My thinking about this all started in roughly 1990 in the backseat of a car. I was sharing a cab with a new acquaintance who then taught at Rutgers University in New Jersey. A German with perfect English, she minced no words. “So, I see” [but she meant ‘hear’] “that you have children, qvite [so she pronounced quite] a lot of them.” (We had three at the time.) “They must be very pleasurable.” Now kids are a lot of things, but pleasurable is not exactly at the top of the adjective pile used to describe them. They are challenging, delightful, cute, mischievous, even highly innovative. They bring joy and, sometimes, sadness, hope and disappointment, laughter and tears. But pleasure? And no, the acquaintance in question did not then, obviously, nor did she ever, to my knowledge, have any kids. And if she were looking for pleasure, perhaps it is good thing she never did have kids, for pleasure is, more or less, what a Ski-Doo is for.

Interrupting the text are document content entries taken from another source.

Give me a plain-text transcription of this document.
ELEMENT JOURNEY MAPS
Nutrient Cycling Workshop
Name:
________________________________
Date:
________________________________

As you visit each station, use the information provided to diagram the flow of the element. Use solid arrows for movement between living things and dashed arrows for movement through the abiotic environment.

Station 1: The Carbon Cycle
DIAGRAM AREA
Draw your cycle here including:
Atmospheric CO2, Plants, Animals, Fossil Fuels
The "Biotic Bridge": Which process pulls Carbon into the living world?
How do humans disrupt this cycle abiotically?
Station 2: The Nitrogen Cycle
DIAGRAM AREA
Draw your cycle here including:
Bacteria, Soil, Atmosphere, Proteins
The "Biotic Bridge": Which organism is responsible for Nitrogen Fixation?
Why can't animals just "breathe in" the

But why is a world without kids scary? Here’s why: kids are the only sensible people left on the planet. They are, it seems more and more these days, the only folks who will actually admit they are wrong when they are and say that they are sorry. They express love the right way. They are sincere, cute, and affectionate. They know how to play appropriately. They genuinely like each other. They don’t see color or think in terms of race or other ethno-socio-political differences. They are great. They are adults’ best role models.
Yet people want children less and less. Or if they want them, they want them like they want a Ski-Doo. They want them for the wrong reasons. And, I am sorry to say, they treat them like a Ski-Doo, too, pulling them out from time to time for fun, but then just putting them back on the shelf—in the case of the Ski-Doo a rather sturdy shelf, I suppose—until the next time. The idea of a family qua sacred bond, nurturing trust, blessed haven—that ideal is fading fast. And it is doing so in the name of economic prosperity, aka lucre, filthy lucre, and, ultimately, pleasure. Money can’t buy you love—I heard that somewhere—but it can buy you a Ski-Doo. A kid can do, and indeed is, much more.